Overview of the AVRT pipeline: We first generate reasoning chains from single-modality teacher models prompted in the format they were optimized for, then leverage an LLM merger to aggregate the information into cross-modal reasoning traces. The resulting audio-visual traces are used to train a student model via supervised fine-tuning (SFT) followed by GRPO fine-tuning.

Results

Comparison to State-of-the-Art

Model	Reasoning	Audio-Visual						Audio
Model	Reasoning	AVQA^†	DailyOmni	OmniBench	Video-MME	Riva-S	Riva-A	MMAR	MMAU
3B Audio-Visual Models
AVATAR	✓	-	44.7	45.8	-	-	-	-	-
Qwen2.5 Omni*	-	88.3	43.1	50.2	55.4	62.4	38.4	53.7	61.1
AVRT (Ours) 3B	✓	91.1 (+2.8)	49.2 (+6.1)	56.3 (+6.1)	62.6 (+7.2)	71.3 (+8.9)	49.3 (+10.9)	57.3 (+3.6)	70.0 (+8.9)
7B Audio-Visual Models
EchoInk	✓	-	46.2	46.5	-	-	-	-	-
Omni-R1	✓	-	46.8	46.9	60.7	-	-	-	-
HumanOmni	✓	-	47.6	44.9	-	-	-	-	-
Ola-7B	-	-	52.3	45.3	68.4	-	-	-	-
AV-Reasoner	✓	-	53.8	48.3	-	-	-	-	-
AVATAR	✓	-	47.0	49.1	-	-	-	-	-
V-RTS*	✓	86.6	47.8	35.3	63.0	70.3	48.9	N/A	N/A
v-SALMONN-o1*	✓	84.8	64.0	40.5	41.3	76.7	48.3	51.2	53.8
Qwen2.5 Omni*	-	84.9	51.5	50.7	58.1	74.9	41.3	56.5	71.9
AVRT (Ours) 7B	✓	90.4 (+5.5)	54.4 (+2.9)	57.1 (+6.4)	64.1 (+6.0)	75.3 (+0.4)	50.7 (+9.4)	59.1 (+2.6)	75.4 (+3.5)
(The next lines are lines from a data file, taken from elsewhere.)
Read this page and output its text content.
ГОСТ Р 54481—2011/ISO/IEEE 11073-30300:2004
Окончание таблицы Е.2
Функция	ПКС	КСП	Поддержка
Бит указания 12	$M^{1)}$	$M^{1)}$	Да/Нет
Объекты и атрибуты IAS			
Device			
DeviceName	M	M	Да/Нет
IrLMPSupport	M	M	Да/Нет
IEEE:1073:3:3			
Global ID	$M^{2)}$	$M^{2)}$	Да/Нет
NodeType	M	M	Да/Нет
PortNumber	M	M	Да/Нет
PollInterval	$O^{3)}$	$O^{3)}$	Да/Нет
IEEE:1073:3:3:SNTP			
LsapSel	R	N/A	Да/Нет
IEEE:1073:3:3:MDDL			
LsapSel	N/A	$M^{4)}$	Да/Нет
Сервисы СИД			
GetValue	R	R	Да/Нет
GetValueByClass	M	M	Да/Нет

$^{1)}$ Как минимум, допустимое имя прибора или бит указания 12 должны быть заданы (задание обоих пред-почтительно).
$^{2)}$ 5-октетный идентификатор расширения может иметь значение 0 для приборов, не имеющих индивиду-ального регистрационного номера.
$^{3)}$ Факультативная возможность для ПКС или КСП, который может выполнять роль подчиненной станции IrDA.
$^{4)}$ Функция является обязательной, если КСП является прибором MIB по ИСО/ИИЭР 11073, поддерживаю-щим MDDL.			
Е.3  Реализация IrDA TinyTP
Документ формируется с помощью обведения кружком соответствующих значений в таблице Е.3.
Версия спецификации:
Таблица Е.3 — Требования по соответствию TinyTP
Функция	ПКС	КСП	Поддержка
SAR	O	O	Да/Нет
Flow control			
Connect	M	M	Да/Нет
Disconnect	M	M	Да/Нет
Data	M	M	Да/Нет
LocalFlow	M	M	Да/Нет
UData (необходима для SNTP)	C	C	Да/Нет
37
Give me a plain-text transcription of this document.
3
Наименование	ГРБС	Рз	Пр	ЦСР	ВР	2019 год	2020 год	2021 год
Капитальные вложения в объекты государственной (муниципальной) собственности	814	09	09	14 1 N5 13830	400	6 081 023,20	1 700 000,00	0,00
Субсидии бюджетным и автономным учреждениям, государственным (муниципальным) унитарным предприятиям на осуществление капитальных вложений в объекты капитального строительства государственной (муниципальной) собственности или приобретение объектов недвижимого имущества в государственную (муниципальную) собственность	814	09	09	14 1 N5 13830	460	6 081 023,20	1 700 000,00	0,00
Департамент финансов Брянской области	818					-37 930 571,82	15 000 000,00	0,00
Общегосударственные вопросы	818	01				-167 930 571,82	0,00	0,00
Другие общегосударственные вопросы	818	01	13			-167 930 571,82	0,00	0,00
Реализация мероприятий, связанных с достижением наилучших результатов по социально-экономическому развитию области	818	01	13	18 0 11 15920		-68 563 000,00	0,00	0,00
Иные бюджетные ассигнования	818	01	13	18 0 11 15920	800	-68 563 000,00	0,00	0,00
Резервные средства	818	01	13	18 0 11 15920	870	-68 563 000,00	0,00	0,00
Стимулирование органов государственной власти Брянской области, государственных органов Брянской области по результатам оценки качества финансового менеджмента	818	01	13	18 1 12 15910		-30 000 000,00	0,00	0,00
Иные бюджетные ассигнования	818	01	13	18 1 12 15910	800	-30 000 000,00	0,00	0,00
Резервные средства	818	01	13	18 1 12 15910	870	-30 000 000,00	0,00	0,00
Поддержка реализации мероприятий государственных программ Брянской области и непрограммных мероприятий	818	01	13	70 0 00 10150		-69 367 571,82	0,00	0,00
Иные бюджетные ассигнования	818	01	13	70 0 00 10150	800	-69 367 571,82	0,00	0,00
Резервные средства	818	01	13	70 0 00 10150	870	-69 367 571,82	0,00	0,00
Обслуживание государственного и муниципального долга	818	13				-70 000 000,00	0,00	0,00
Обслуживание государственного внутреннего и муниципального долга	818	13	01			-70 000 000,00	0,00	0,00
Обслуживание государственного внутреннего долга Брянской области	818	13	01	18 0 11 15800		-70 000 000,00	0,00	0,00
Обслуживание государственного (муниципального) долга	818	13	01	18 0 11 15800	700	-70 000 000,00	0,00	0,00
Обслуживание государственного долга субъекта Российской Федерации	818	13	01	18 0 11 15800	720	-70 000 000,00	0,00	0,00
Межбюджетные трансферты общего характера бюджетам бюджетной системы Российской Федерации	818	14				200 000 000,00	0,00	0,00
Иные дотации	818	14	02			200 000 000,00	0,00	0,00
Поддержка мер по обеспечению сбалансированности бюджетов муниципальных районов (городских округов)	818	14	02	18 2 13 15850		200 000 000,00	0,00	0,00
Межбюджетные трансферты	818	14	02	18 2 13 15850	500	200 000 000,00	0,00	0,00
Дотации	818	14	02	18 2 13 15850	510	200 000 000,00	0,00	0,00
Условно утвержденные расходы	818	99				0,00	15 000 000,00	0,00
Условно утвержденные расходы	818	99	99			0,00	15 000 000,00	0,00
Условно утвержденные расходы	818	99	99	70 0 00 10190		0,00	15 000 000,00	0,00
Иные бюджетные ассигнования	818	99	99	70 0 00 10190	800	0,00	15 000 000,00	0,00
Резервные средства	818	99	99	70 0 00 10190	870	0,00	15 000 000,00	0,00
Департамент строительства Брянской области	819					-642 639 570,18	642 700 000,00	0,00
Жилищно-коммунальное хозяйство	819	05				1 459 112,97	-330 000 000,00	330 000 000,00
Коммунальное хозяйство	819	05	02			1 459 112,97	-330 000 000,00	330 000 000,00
Comparison across seven benchmarks. AVQA is in-domain (training derived from its training set). All other benchmarks are zero-shot. Reproduced baselines marked with *. AVRT 3B achieves +7.8 AV avg. and +6.3 audio avg. improvement over the Qwen2.5-Omni baseline.

Qualitative Results

Qualitative results of the AVRT-trained model on OmniBench. The model retrieves audio and visual information to answer the question, combines the two sources of information, and generates high-quality reasoning chains based on different cues in both modalities.